I was offered the leadership of a trading caravan which the Cossacks intended to organize in order to find that route, and I accepted it with enthusiasm. No European had ever visited that region, and a Russian topographer who went that way a few years before was killed. Only two Jesuits, in the time of the emperor Kan-si, had penetrated from the south as far as Merghén, and had determined its latitude. All the immense region to the north of it, five hundred miles wide and five hundred miles deep, was totally, absolutely unknown. I consulted all the available sources about this region. Nobody, not even the Chinese geographers, knew anything about it. Besides, the very fact of connecting the middle Amúr with Transbaikália had its importance; Tsurukháitu is now going to be the head of the Trans-Manchuria railway. We were thus the pioneers of that great enterprise.

There was, however, one difficulty. The treaty with China granted to the Russians free trade with the ‘Empire of China and Mongolia.’ Manchuria was not mentioned in it, and could as well be excluded as included in the treaty. The Chinese frontier authorities interpreted it one way, and the Russians the other way. Moreover, only trade being mentioned, an officer would not be allowed to enter Manchuria. I had thus to go as a trader, and accordingly I bought at Irkútsk various goods, and went disguised as a merchant. The Governor-General delivered me a passport, ‘To the Irkútsk second guild merchant Petr Alexéiev and his companions,’ and he warned me that if the Chinese authorities arrested me and took me to Pekin, and thence across the Góbi to the Russian frontier—in a cage on a camel’s back was their way of conveying prisoners across Mongolia—I must not betray him by naming myself. I accepted, of course, all the conditions, the temptation to visit a country which no European had ever seen being too great for an explorer.

It would not have been easy to conceal my identity while I was in Transbaikália. The Cossacks are an extremely inquisitive sort of people—real Mongols—and as soon as a stranger comes to one of their villages, while treating him with the greatest hospitality, the master of the house submits the new-comer to a formal interrogatory.

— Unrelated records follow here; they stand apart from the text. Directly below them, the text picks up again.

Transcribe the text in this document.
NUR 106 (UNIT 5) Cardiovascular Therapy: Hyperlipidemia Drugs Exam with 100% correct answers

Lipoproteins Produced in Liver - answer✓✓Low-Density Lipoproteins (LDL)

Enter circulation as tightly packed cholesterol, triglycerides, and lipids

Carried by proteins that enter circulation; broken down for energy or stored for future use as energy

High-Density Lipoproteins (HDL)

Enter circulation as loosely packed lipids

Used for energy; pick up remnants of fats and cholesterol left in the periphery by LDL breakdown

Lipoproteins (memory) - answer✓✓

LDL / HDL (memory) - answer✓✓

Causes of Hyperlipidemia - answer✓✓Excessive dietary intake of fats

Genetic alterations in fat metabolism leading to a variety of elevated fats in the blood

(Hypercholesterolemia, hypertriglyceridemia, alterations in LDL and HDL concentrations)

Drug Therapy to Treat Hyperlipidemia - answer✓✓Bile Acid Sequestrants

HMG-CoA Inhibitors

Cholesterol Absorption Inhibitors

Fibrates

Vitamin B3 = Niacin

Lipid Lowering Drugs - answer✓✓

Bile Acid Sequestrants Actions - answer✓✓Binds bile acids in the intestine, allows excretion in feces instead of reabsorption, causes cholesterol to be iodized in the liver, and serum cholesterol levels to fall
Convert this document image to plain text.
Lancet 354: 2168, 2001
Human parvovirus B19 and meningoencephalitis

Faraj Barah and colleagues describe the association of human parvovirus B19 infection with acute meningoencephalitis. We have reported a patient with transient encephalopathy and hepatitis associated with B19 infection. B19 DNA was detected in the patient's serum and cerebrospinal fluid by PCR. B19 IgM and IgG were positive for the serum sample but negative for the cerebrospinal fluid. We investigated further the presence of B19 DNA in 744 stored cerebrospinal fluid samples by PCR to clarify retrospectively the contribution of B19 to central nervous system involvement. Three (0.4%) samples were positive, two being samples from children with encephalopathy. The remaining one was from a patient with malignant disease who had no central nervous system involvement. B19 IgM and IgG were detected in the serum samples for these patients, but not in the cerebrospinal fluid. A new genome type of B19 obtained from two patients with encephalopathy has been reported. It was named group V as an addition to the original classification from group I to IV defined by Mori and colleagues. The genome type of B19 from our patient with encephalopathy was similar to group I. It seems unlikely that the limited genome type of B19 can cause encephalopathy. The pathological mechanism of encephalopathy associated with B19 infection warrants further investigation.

‘A tedious journey, I suppose,’ he begins; ‘a long way from Chitá, is it not? And then, perhaps, longer still for one who comes from some place beyond Chitá? Maybe from Irkútsk? Trading there, I believe? Many tradesmen come this way. You are going also to Nerchínsk, I should say?—Yes, people are often married at your age; and you, too, must have left a family, I suppose? Many children? Not all boys, I should say?’ And so on for quite half an hour.

The local commander of the Cossacks, Captain Buxhövden, knew his people, and consequently we had taken our precautions. At Chitá and at Irkútsk we often had had amateur theatricals, playing in preference dramas of Ostróvsky, in which the scene of action is nearly always amongst the merchant classes. I played several times in different dramas, and found such great pleasure in acting that I even wrote on one occasion to my brother an enthusiastic letter confessing to him my passionate desire to abandon my military career and to go on the stage. I played mostly young merchants, and had so well got hold of their ways of talking and gesticulating, and tea drinking from the saucer—I knew these ways since my Nikólskoye experiences—that now I had a good opportunity to act it all out in reality for useful purposes.

‘Take your seat, Petr Alexéievich,’ Captain Buxhövden would say to me, when the boiling tea-urn, throwing out clouds of steam, was placed on the table.

‘Thank you; we may stay here’, I would reply, sitting on the edge of a chair at a distance, and beginning to drink my tea in true Moscow-merchant fashion. Buxhövden meanwhile nearly exploded with laughter as I blew upon my saucer with staring eyes, and bit off in a special way microscopic particles from a small lump of sugar which was to serve for half a dozen cups.

We knew that the Cossacks would soon make out the truth about me, but the important thing was to win a few days only, and to cross the frontier while my identity was not yet discovered. I must have played my part pretty well, as the Cossacks treated me as a small merchant. In one village an old woman beckoned me in the passage and asked me: ‘Are there more people coming behind you on the road, my dear?’ ‘None, grandmother, that we heard of.’ ‘They said a prince, Rapótsky, was going to come. Is he coming?’

‘Oh, I see. You are right, grandmother. His Highness intended to go, too, from Irkútsk. But how can he? Such a journey! Not suitable for them. So they remained where they were.’